Um precedente europeu inquietante: o caso português

Importa recordar que este tipo de estigmatização não constitui um fenómeno isolado. Em Portugal, em 2024, durante uma manifestação de grande dimensão realizada no Porto em torno da crise da habitação, os judeus locais foram explicitamente associados à responsabilidade pela situação imobiliária. Cartazes apelando a “não arrendar a senhorios sionistas” ou proclamando “nem Haifa nem Boavista” foram exibidos, numa alusão direta ao bairro onde se situa a principal sinagoga da cidade. Apesar de os proprietários judeus nascidos em Israel representarem apenas uma fração residual dos agentes do mercado imobiliário portuense, estes foram alvo de slogans, inscrições e mensagens que associavam a sua identidade religiosa ou nacional à guerra no Médio Oriente e às expulsões habitacionais. Os nomes das pessoas visadas e das suas empresas chegaram mesmo a ser publicados no órgão oficial de um partido político com representação parlamentar, gerando um clima de intimidação e medo entre as famílias afetadas, incluindo crianças receosas de frequentar a escola. Apesar da apresentação de uma queixa formal, não houve qualquer reação do Ministério Público, nem abertura de inquérito por incitação ao ódio ou discriminação. Este silêncio institucional reforçou as preocupações das comunidades judaicas europeias quanto à banalização do assédio identitário, quando este se apresenta sob a aparência de crítica social, económica ou política.

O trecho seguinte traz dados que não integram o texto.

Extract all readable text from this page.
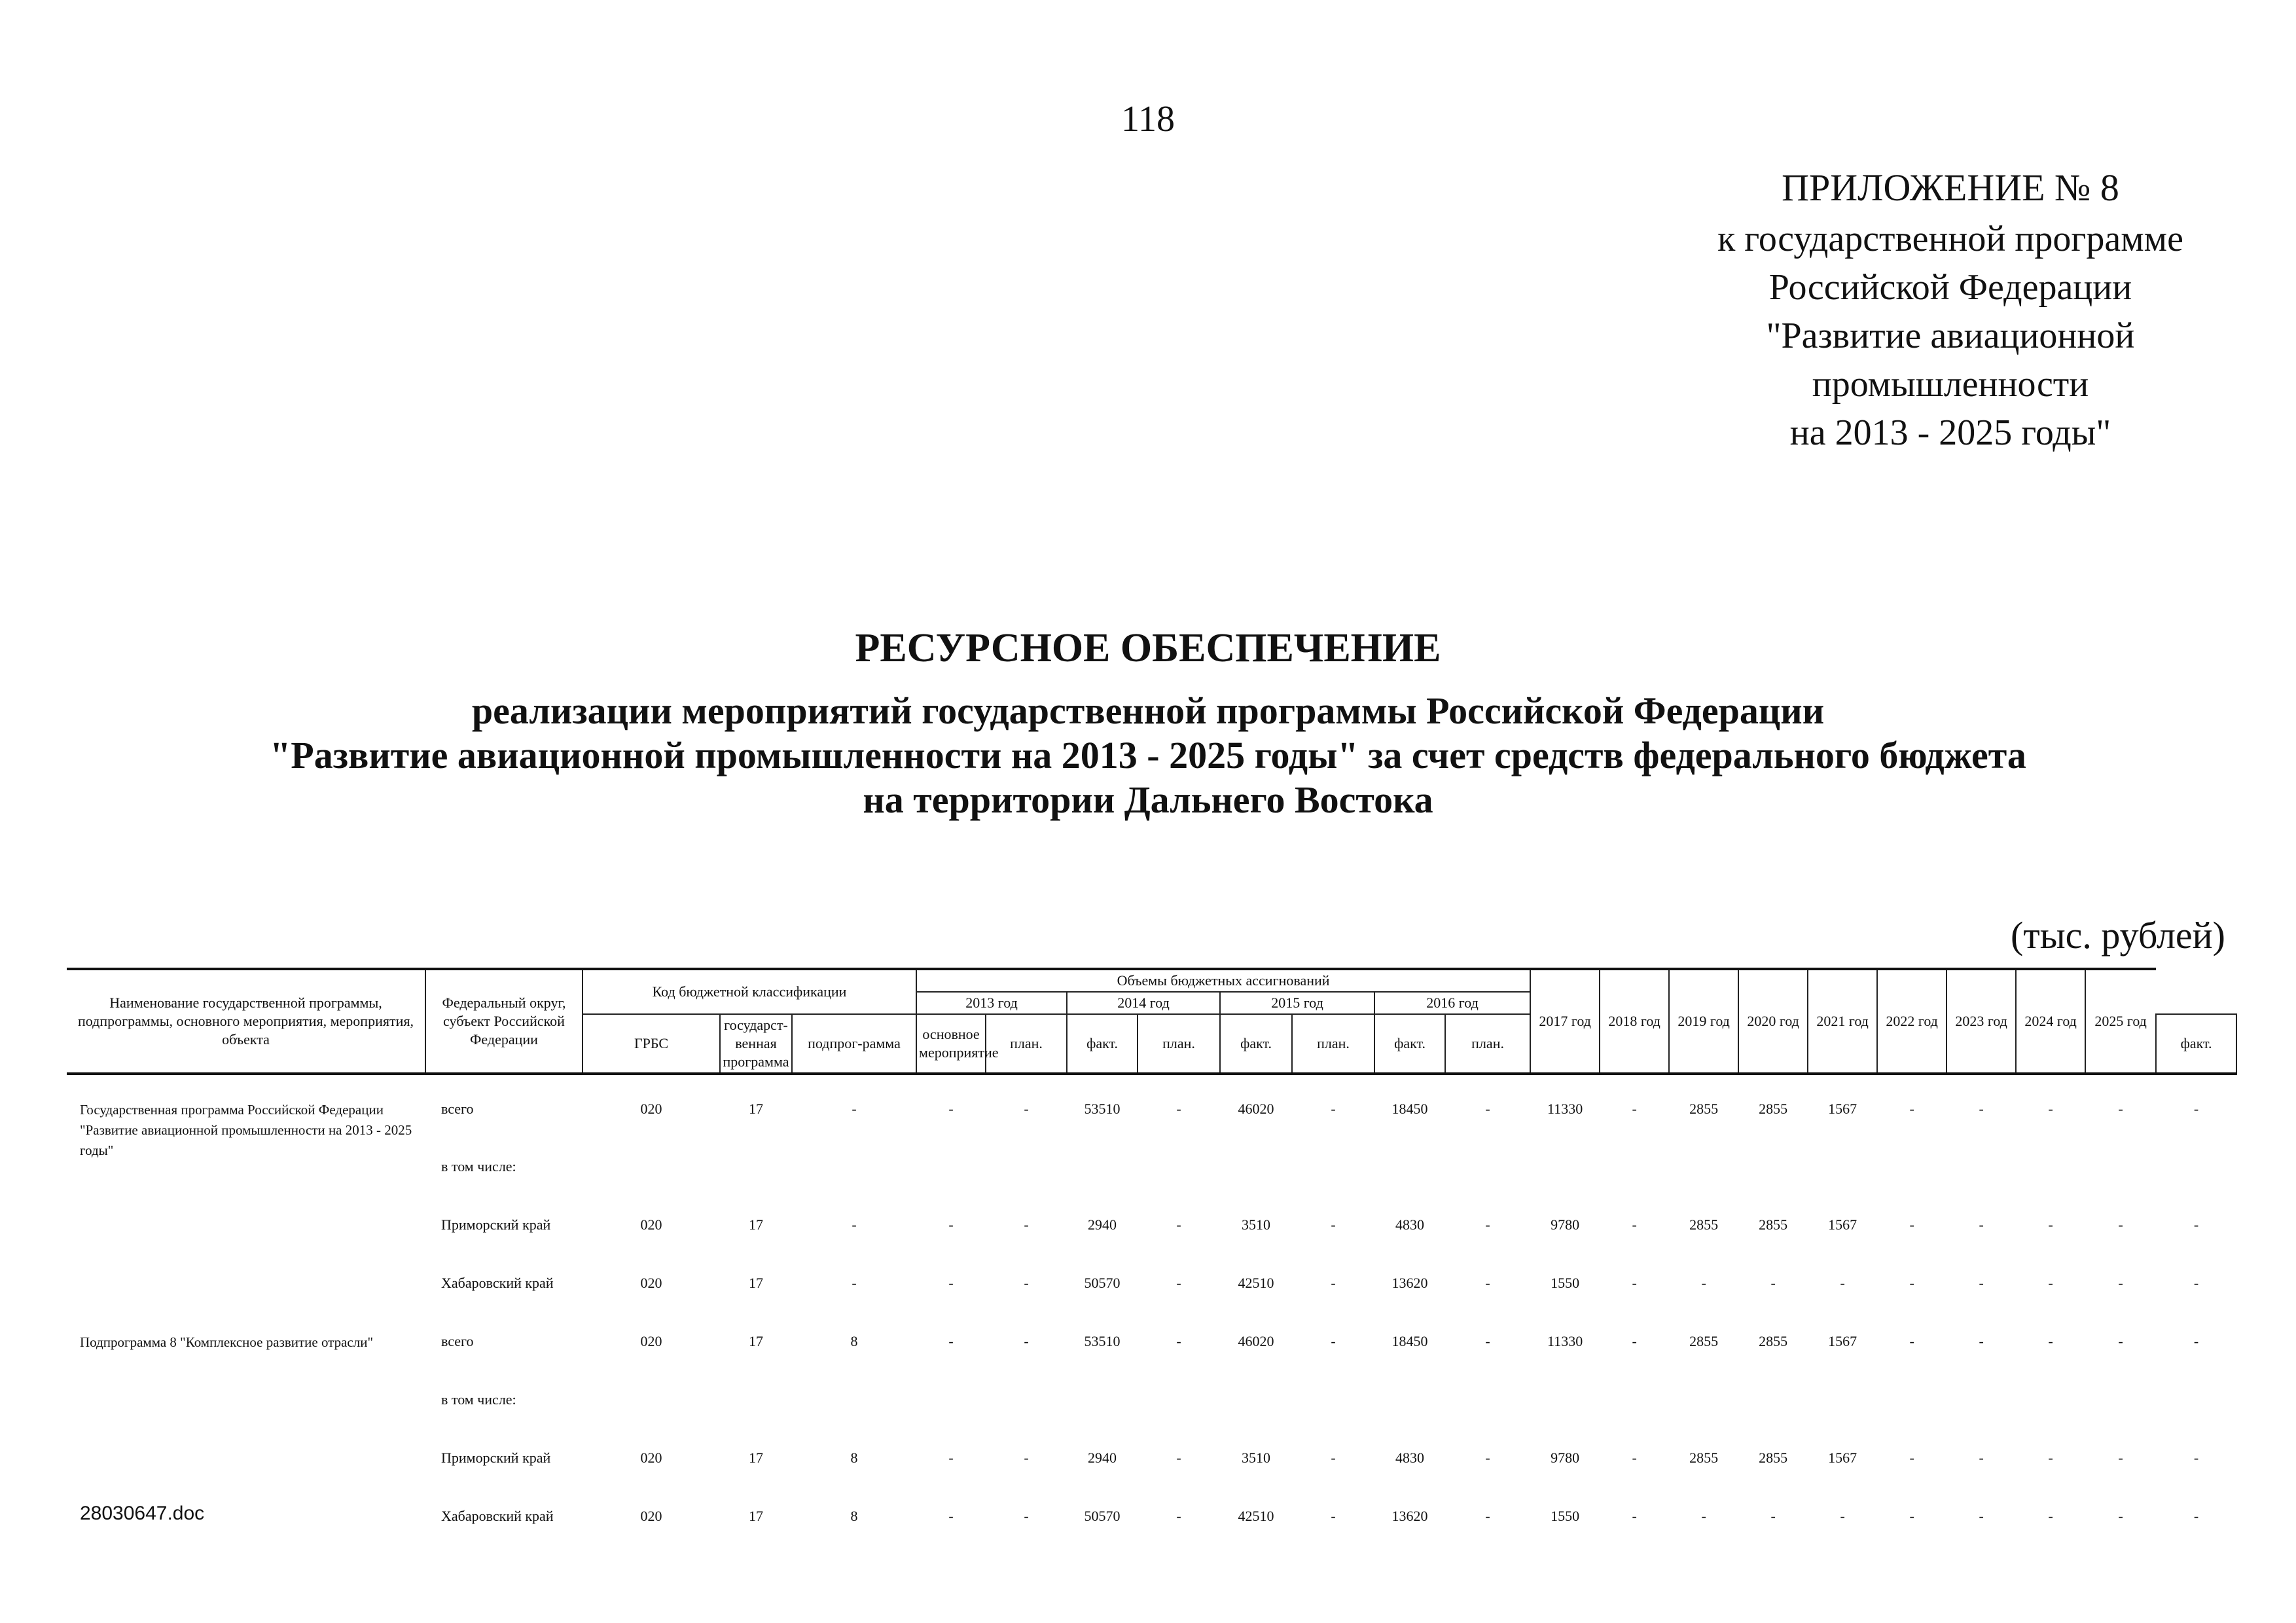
118
ПРИЛОЖЕНИЕ № 8
к государственной программе
Российской Федерации
"Развитие авиационной
промышленности
на 2013 - 2025 годы"
РЕСУРСНОЕ ОБЕСПЕЧЕНИЕ
реализации мероприятий государственной программы Российской Федерации
"Развитие авиационной промышленности на 2013 - 2025 годы" за счет средств федерального бюджета
на территории Дальнего Востока
(тыс. рублей)
Наименование государственной программы, подпрограммы, основного мероприятия, мероприятия, объекта	Федеральный округ, субъект Российской Федерации	Код бюджетной классификации			Объемы бюджетных ассигнований								2017 год	2018 год	2019 год	2020 год	2021 год	2022 год	2023 год	2024 год	2025 год	
					2013 год		2014 год		2015 год		2016 год											
		ГРБС	государст-венная программа	подпрог-рамма	основное мероприятие	план.	факт.	план.	факт.	план.	факт.	план.										факт.
Государственная программа Российской Федерации "Развитие авиационной промышленности на 2013 - 2025 годы"	всего	020	17	-	-	-	53510	-	46020	-	18450	-	11330	-	2855	2855	1567	-	-	-	-	-
	в том числе:																					
	Приморский край	020	17	-	-	-	2940	-	3510	-	4830	-	9780	-	2855	2855	1567	-	-	-	-	-
	Хабаровский край	020	17	-	-	-	50570	-	42510	-	13620	-	1550	-	-	-	-	-	-	-	-	-
Подпрограмма 8 "Комплексное развитие отрасли"	всего	020	17	8	-	-	53510	-	46020	-	18450	-	11330	-	2855	2855	1567	-	-	-	-	-
	в том числе:																					
	Приморский край	020	17	8	-	-	2940	-	3510	-	4830	-	9780	-	2855	2855	1567	-	-	-	-	-
	Хабаровский край	020	17	8	-	-	50570	-	42510	-	13620	-	1550	-	-	-	-	-	-	-	-	-
28030647.doc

Um teste para a justiça europeia

Enquanto se aguarda que o Ministério Público espanhol qualifique juridicamente estes factos e apure responsabilidades, observadores assinalam o contraste com outros contextos europeus onde situações semelhantes não foram objeto de ação penal. A resposta institucional ao caso Barcelonaz será vista como um teste decisivo ao compromisso real da Europa no combate ao antissemitismo, sobretudo quando este assume formas digitais, colaborativas e aparentemente “militantes”.